In his previous film Sorry for Kung Fu (Oprosti za kung fu) Croatian director Ognien Svilicic used a very simple, almost stupid, frame: the wheels of an automobile. He used this shot several times. We did not see the auto itself — just the running wheels. The first time we saw this — we smile, the second time we realize that it’s a low budget movie and the director has no money to show how the car is going in and out. The third time we understand: Mr. Svilicic is a director who can turn the absence of money to artistic merit.

space.In his new film Armin he tells a story of a Bosnian family, father and son, going to the Croatian capital for an audition of a new German film about the war. And, like in Sorry for kung fu, he used another “stupid” frame: now — the feet. Two pairs of feet going back and forward several times again. Watching this we discover that it’s not only a question of the budget, it’s a type of filmmaking which is “in the director’s blood”.
The way from the Bosnian village to the Croatian capital is too long for the protagonists. They are tired. They are afraid of this audition. The father wants his son to be in the pictures. The son is a little bit shy, but the father acts like a “dumb but clever peasant” wanting to do everything to reach his aim.

Emir Hadgihafisbegovic is one of the great modern European actors and he portrays the father brilliantly. But even if there were another actor in his place, we, the audience would not only understand but even feel the content because of the director’s cinematic talent.

The walking feet are the same at each appearance. Using the Kuleshov effect, the director edits the feet with some different episodes, Svilicic, like his “dumb but clever” hero, reaches what he wants to reach. This father and son became our friends. We love them. We want them to win. When Armin fails we suddenly understand that it was something during the war which made the guy a “little bit shy”. And when neither Armin nor the father tells the German director what really happened, we agree with Mr. Svilicic who also keeps the secret.

I hope every film student knows about the Kuleshov effect.

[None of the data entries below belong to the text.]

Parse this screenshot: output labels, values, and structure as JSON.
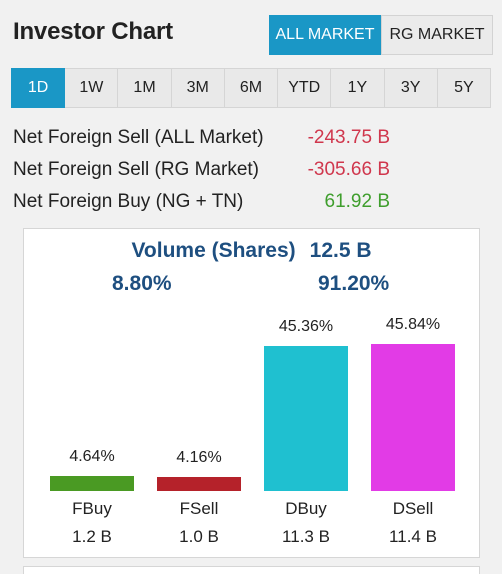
{
  "header": {
    "title": "Investor Chart",
    "market_options": [
      {
        "label": "ALL MARKET",
        "active": true
      },
      {
        "label": "RG MARKET",
        "active": false
      }
    ]
  },
  "periods": [
    {
      "label": "1D",
      "active": true
    },
    {
      "label": "1W",
      "active": false
    },
    {
      "label": "1M",
      "active": false
    },
    {
      "label": "3M",
      "active": false
    },
    {
      "label": "6M",
      "active": false
    },
    {
      "label": "YTD",
      "active": false
    },
    {
      "label": "1Y",
      "active": false
    },
    {
      "label": "3Y",
      "active": false
    },
    {
      "label": "5Y",
      "active": false
    }
  ],
  "stats": [
    {
      "label": "Net Foreign Sell (ALL Market)",
      "value": "-243.75 B",
      "tone": "neg"
    },
    {
      "label": "Net Foreign Sell (RG Market)",
      "value": "-305.66 B",
      "tone": "neg"
    },
    {
      "label": "Net Foreign Buy (NG + TN)",
      "value": "61.92 B",
      "tone": "pos"
    }
  ],
  "volume": {
    "label": "Volume (Shares)",
    "total": "12.5 B",
    "foreign_pct": "8.80%",
    "domestic_pct": "91.20%"
  },
  "colors": {
    "accent": "#1a97c6",
    "fbuy": "#4a9a23",
    "fsell": "#b5222a",
    "dbuy": "#1fc0d0",
    "dsell": "#e23be6",
    "negative": "#d0374d",
    "positive": "#3f9e2d",
    "heading": "#1e4f80"
  },
  "chart_data": {
    "type": "bar",
    "categories": [
      "FBuy",
      "FSell",
      "DBuy",
      "DSell"
    ],
    "values": [
      4.64,
      4.16,
      45.36,
      45.84
    ],
    "value_labels": [
      "4.64%",
      "4.16%",
      "45.36%",
      "45.84%"
    ],
    "volumes": [
      "1.2 B",
      "1.0 B",
      "11.3 B",
      "11.4 B"
    ],
    "ylim": [
      0,
      50
    ],
    "grid": false
  }
}
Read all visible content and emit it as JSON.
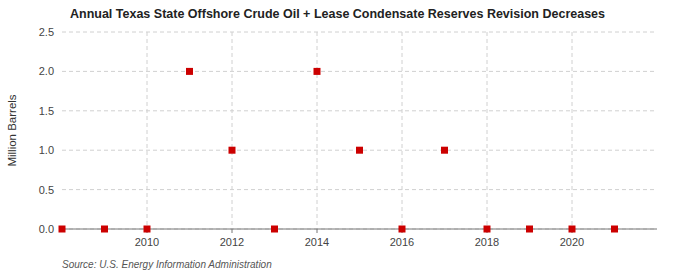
{
  "chart_data": {
    "type": "scatter",
    "title": "Annual Texas State Offshore Crude Oil + Lease Condensate Reserves Revision Decreases",
    "ylabel": "Million Barrels",
    "source": "Source: U.S. Energy Information Administration",
    "x": [
      2008,
      2009,
      2010,
      2011,
      2012,
      2013,
      2014,
      2015,
      2016,
      2017,
      2018,
      2019,
      2020,
      2021
    ],
    "values": [
      0.0,
      0.0,
      0.0,
      2.0,
      1.0,
      0.0,
      2.0,
      1.0,
      0.0,
      1.0,
      0.0,
      0.0,
      0.0,
      0.0
    ],
    "color": "#cc0000",
    "marker": "square",
    "xlim": [
      2008.0,
      2022.0
    ],
    "ylim": [
      0.0,
      2.5
    ],
    "xticks": [
      2010,
      2012,
      2014,
      2016,
      2018,
      2020
    ],
    "yticks": [
      {
        "value": 0.0,
        "label": "0.0"
      },
      0.5,
      {
        "value": 1.0,
        "label": "1.0"
      },
      1.5,
      {
        "value": 2.0,
        "label": "2.0"
      },
      2.5
    ],
    "grid": true
  }
}
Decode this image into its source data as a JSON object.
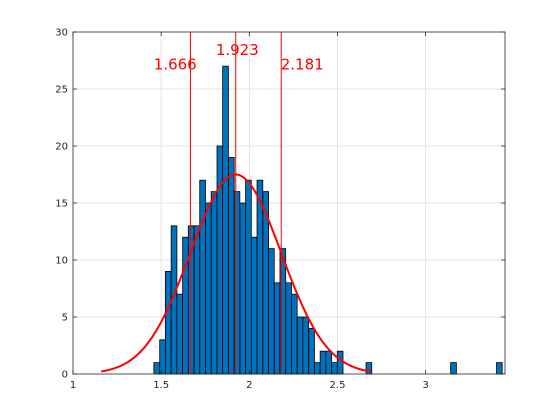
{
  "chart_data": {
    "type": "bar",
    "xlim": [
      1,
      3.45
    ],
    "ylim": [
      0,
      30
    ],
    "x_ticks": [
      1,
      1.5,
      2,
      2.5,
      3
    ],
    "x_tick_labels": [
      "1",
      "1.5",
      "2",
      "2.5",
      "3"
    ],
    "y_ticks": [
      0,
      5,
      10,
      15,
      20,
      25,
      30
    ],
    "y_tick_labels": [
      "0",
      "5",
      "10",
      "15",
      "20",
      "25",
      "30"
    ],
    "grid": true,
    "bar_color": "#0072bd",
    "fit_color": "#ff0000",
    "bin_width": 0.0325,
    "bins": [
      {
        "x": 1.475,
        "count": 1
      },
      {
        "x": 1.508,
        "count": 3
      },
      {
        "x": 1.54,
        "count": 9
      },
      {
        "x": 1.573,
        "count": 13
      },
      {
        "x": 1.605,
        "count": 7
      },
      {
        "x": 1.638,
        "count": 12
      },
      {
        "x": 1.67,
        "count": 13
      },
      {
        "x": 1.703,
        "count": 13
      },
      {
        "x": 1.735,
        "count": 17
      },
      {
        "x": 1.768,
        "count": 15
      },
      {
        "x": 1.8,
        "count": 16
      },
      {
        "x": 1.833,
        "count": 20
      },
      {
        "x": 1.865,
        "count": 27
      },
      {
        "x": 1.898,
        "count": 19
      },
      {
        "x": 1.93,
        "count": 16
      },
      {
        "x": 1.963,
        "count": 15
      },
      {
        "x": 1.995,
        "count": 17
      },
      {
        "x": 2.028,
        "count": 12
      },
      {
        "x": 2.06,
        "count": 17
      },
      {
        "x": 2.093,
        "count": 16
      },
      {
        "x": 2.125,
        "count": 11
      },
      {
        "x": 2.158,
        "count": 8
      },
      {
        "x": 2.19,
        "count": 11
      },
      {
        "x": 2.223,
        "count": 8
      },
      {
        "x": 2.255,
        "count": 7
      },
      {
        "x": 2.288,
        "count": 5
      },
      {
        "x": 2.32,
        "count": 5
      },
      {
        "x": 2.353,
        "count": 4
      },
      {
        "x": 2.385,
        "count": 1
      },
      {
        "x": 2.418,
        "count": 2
      },
      {
        "x": 2.45,
        "count": 2
      },
      {
        "x": 2.483,
        "count": 1
      },
      {
        "x": 2.515,
        "count": 2
      },
      {
        "x": 2.678,
        "count": 1
      },
      {
        "x": 3.158,
        "count": 1
      },
      {
        "x": 3.418,
        "count": 1
      }
    ],
    "fit_curve": {
      "distribution": "normal",
      "mean": 1.923,
      "std": 0.258,
      "peak": 17.5,
      "x_range": [
        1.16,
        2.69
      ]
    },
    "vertical_lines": [
      {
        "x": 1.666,
        "label": "1.666",
        "label_x": 1.58,
        "label_y": 26.7,
        "anchor": "middle"
      },
      {
        "x": 1.923,
        "label": "1.923",
        "label_x": 1.81,
        "label_y": 28.0,
        "anchor": "start"
      },
      {
        "x": 2.181,
        "label": "2.181",
        "label_x": 2.3,
        "label_y": 26.7,
        "anchor": "middle"
      }
    ]
  }
}
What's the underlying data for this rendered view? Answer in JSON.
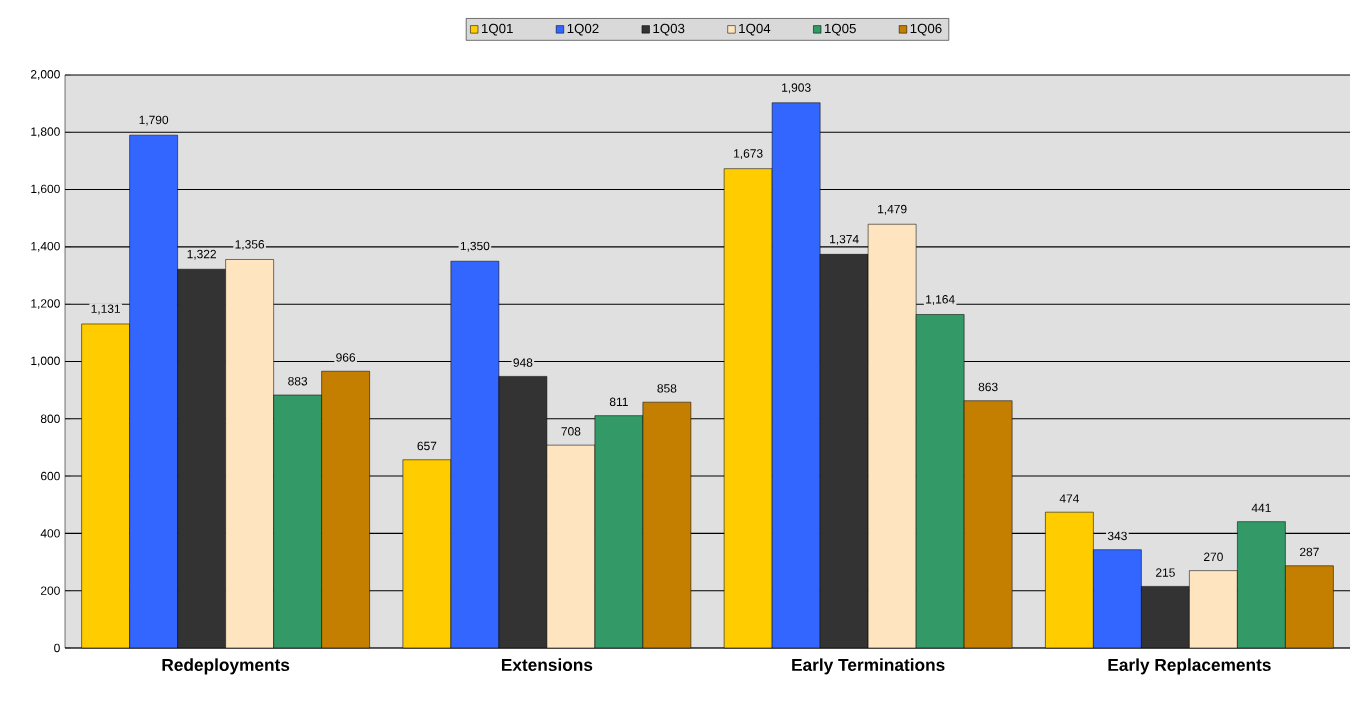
{
  "chart_data": {
    "type": "bar",
    "categories": [
      "Redeployments",
      "Extensions",
      "Early Terminations",
      "Early Replacements"
    ],
    "series": [
      {
        "name": "1Q01",
        "color": "#ffcc00",
        "values": [
          1131,
          657,
          1673,
          474
        ],
        "value_labels": [
          "1,131",
          "657",
          "1,673",
          "474"
        ]
      },
      {
        "name": "1Q02",
        "color": "#3366ff",
        "values": [
          1790,
          1350,
          1903,
          343
        ],
        "value_labels": [
          "1,790",
          "1,350",
          "1,903",
          "343"
        ]
      },
      {
        "name": "1Q03",
        "color": "#333333",
        "values": [
          1322,
          948,
          1374,
          215
        ],
        "value_labels": [
          "1,322",
          "948",
          "1,374",
          "215"
        ]
      },
      {
        "name": "1Q04",
        "color": "#ffe5bf",
        "values": [
          1356,
          708,
          1479,
          270
        ],
        "value_labels": [
          "1,356",
          "708",
          "1,479",
          "270"
        ]
      },
      {
        "name": "1Q05",
        "color": "#339966",
        "values": [
          883,
          811,
          1164,
          441
        ],
        "value_labels": [
          "883",
          "811",
          "1,164",
          "441"
        ]
      },
      {
        "name": "1Q06",
        "color": "#c47f00",
        "values": [
          966,
          858,
          863,
          287
        ],
        "value_labels": [
          "966",
          "858",
          "863",
          "287"
        ]
      }
    ],
    "ylim": [
      0,
      2000
    ],
    "yticks": [
      0,
      200,
      400,
      600,
      800,
      {
        "value": 1000,
        "label": "1,000"
      },
      {
        "value": 1200,
        "label": "1,200"
      },
      {
        "value": 1400,
        "label": "1,400"
      },
      {
        "value": 1600,
        "label": "1,600"
      },
      {
        "value": 1800,
        "label": "1,800"
      },
      {
        "value": 2000,
        "label": "2,000"
      }
    ],
    "grid": "y",
    "legend": "top"
  }
}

But unfortunately the majority of new directors prefer to use elements from TV advertising and work with a “green screen”. I hope, too, that every film student has seen Belissima by Lucino Visconti, but no one tried to make his own version of this classic. The classic is a classic because each time one can film it in a new way.

It seems to me, nowadays that young directors know only one name from film history. They prefer to be a Croatian, German, Russian, Rumanian … Tarantino and try to kill more people on the screen than even Quentin himself did not do.

So, when in a modern film world you meet the director who tells very simple stories using pure film language; whose style grows out of great film history, you start think that if there is even one such a director, may be the future of filmmaking is not that bad.